Are things more ordered now?
Nope. The sunshine and rain is an energy form that the mower can not use. We either need a different form of energy, or a different mower that can use solar and/or rain power. So we learn that not just any energy and any machine will do; they must be matched together.
Our lawn mower needs energy in the form of gasoline. So let's pour a gallon of gas all over the mower.
Has the order of the lawn increased?
Nope. Oh, right; gasoline is just a form of stored energy. In order to release that energy we need a source of ignition.
So we drop a match on the gasoline-doused mower.
The two requirements of energy and a machine to convert energy into useful work are not sufficient to overcome the Second Law of Thermodynamics.
So we add the third requirement: a program to control the machinery.
In the case of our lawn mower, part of this control program is built into the design of the mower. Part of that control program requires that the gasoline go into the gasoline tank rather than being poured all over the mower. (But that's not sufficient either; try dropping your match into the tank.

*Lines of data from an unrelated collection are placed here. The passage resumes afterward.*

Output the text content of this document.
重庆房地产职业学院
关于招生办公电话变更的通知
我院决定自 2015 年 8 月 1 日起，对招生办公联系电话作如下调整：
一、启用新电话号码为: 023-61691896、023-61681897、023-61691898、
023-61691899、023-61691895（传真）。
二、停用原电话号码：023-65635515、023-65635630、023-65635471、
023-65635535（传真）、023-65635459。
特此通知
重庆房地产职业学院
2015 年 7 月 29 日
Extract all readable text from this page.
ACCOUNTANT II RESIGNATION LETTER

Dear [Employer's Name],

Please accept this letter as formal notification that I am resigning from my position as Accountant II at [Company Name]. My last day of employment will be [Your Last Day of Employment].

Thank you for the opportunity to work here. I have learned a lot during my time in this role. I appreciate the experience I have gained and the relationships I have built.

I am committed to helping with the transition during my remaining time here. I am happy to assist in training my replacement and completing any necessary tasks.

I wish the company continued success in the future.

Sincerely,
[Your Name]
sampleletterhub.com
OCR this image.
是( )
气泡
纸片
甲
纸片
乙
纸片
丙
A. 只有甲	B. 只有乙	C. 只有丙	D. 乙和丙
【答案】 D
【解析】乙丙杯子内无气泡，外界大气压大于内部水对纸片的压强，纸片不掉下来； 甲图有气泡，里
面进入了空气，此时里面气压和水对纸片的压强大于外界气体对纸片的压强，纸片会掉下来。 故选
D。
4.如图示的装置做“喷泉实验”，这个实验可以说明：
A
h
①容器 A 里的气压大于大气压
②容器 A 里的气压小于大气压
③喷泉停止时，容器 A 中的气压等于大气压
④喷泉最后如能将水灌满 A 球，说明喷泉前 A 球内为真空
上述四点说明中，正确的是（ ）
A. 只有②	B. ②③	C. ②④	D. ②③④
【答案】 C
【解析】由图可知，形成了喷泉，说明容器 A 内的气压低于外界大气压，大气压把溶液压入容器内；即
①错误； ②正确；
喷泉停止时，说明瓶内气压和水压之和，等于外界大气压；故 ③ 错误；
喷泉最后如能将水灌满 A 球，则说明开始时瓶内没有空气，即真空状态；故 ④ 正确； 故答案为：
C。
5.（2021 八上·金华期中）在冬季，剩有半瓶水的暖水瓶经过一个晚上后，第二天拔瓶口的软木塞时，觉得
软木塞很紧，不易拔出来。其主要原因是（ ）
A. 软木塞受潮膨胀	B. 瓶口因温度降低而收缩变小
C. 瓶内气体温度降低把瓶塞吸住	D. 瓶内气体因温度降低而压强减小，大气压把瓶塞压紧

Increased order? Nope.) More of that control program is inherent in the length of the piston rod, and the size and shape of the combustion chamber, and in the timing of the spark, etc.
Now we have energy (gasoline) being converted into useful work (the spinning of the mower's blade).
But even that amount of control program is insufficient to trim the lawn. We need even more of a control program acting on the machine itself, not just one inherent in the machine. In our case, we can use a control program in the form of a person pushing/steering the mower, or of a computer control program in the case of a "smart mower".
Now, finally, we have an increase in order within the lawn.
The only way we've overcome the Second Law of Thermodynamics, the Law of Entropy (the tendency toward disorder), is to fulfill the three requirements needed: an input of energy, a mechanism to convert that energy into useful work, and a program to control that mechanism.
The idea that the Second Law of Thermodynamics does not apply to open systems is simply wrong. An open system is only one requirement of three needed to overcome the Second Law.